"Naw!" whispered the other. "She's got her bag full, but she won't give down worth a cent."

"Better let me try my hand," said the Deacon. "You've bin away from the farm for so long you've probably lost the knack. I'm a famous milker."

"You'll play fair?" said the milker doubtfully.

"Yes; just hold her till I go inside and git my bucket, and I'll milk your cup clean full," answered the Deacon, starting inside the corn-crib.

"Well, you're a cool one," gasped the milker, realizing the situation. "But I'll hold you to your bargain, and I'll play fair with you."

The Deacon came back with his bucket, and after filling the man's cup as full as it would hold, handed it to him, and then began drawing the rest into his own bucket.

Careful milker that he was, he did not stop until he had stripped the last drop, and the cow, knowing at once that a master hand was at her udder, willingly yielded all her store.

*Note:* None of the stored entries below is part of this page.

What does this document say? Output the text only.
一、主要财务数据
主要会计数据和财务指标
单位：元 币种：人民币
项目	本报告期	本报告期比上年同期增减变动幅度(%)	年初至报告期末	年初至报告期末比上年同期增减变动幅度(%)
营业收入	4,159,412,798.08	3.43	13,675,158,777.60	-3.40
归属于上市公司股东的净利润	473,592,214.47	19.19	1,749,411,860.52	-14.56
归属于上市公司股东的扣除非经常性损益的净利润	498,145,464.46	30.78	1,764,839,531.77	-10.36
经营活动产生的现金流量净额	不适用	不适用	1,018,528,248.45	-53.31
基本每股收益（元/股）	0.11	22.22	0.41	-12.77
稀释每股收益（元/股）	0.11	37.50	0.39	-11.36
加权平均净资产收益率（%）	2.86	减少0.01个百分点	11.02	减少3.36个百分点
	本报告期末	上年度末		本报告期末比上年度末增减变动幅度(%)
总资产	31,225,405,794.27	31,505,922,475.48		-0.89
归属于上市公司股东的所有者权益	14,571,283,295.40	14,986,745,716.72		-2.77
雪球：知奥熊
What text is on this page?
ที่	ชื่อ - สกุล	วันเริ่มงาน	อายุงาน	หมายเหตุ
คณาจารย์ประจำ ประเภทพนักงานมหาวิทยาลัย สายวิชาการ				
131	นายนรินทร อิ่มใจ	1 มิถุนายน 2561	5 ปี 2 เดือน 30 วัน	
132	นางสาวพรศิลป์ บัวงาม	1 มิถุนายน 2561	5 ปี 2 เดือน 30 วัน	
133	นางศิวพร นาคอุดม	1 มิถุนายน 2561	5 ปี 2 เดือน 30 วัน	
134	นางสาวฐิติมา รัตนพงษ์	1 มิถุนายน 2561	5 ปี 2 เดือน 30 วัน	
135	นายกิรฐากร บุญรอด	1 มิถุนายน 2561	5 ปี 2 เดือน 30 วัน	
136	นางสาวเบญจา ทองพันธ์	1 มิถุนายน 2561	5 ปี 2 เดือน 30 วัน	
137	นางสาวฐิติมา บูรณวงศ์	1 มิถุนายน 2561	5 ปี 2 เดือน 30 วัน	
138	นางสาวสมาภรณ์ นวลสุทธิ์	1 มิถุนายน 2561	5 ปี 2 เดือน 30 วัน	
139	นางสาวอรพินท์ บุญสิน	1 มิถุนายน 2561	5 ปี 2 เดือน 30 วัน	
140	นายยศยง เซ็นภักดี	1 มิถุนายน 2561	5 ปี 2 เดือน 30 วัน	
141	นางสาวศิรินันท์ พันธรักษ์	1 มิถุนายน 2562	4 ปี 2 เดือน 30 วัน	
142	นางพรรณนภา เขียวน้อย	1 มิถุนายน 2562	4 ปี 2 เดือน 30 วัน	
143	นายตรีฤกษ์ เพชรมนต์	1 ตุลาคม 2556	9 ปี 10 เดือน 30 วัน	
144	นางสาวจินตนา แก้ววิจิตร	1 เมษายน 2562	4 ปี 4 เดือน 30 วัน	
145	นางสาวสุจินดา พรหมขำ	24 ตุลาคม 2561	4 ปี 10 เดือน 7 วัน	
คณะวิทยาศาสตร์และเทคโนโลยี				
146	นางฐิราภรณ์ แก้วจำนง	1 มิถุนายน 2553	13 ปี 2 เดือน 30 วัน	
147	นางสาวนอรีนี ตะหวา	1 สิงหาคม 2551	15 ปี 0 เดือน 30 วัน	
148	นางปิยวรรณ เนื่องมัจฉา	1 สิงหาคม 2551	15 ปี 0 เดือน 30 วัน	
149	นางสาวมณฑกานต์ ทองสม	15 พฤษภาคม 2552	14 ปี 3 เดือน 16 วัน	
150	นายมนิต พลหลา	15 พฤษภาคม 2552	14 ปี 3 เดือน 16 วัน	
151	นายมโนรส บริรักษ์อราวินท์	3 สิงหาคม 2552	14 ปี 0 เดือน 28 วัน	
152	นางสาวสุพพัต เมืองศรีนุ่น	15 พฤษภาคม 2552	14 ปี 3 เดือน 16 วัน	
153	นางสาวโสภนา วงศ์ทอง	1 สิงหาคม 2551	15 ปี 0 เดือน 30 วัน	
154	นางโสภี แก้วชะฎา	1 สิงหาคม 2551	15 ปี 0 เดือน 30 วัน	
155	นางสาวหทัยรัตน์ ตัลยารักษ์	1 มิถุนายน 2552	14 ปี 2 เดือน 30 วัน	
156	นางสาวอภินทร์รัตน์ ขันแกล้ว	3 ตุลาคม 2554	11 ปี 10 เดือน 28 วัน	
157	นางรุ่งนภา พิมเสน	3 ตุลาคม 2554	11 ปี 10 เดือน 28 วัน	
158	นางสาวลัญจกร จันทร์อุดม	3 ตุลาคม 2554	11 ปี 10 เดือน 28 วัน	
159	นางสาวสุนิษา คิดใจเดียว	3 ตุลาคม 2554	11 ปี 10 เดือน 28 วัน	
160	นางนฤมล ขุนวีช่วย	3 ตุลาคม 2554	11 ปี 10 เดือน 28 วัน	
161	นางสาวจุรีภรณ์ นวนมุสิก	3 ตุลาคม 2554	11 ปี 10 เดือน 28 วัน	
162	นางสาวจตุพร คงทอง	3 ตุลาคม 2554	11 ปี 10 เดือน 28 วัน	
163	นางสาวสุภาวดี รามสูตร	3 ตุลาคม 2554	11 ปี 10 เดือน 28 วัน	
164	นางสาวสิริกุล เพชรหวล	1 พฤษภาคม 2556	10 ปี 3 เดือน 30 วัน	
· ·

"There," said the Deacon, "if anybody gits any more out o' her till evenin' he's welcome to it."

Two or three other men had come up in the meanwhile with their cups, and they started, without so much as asking, to dip their cups in.

"Hold on!" commanded the first-comer sternly. "Stop that! This old man's a friend o' mine, and I won't see him imposed on. Go somewhere else and git your milk."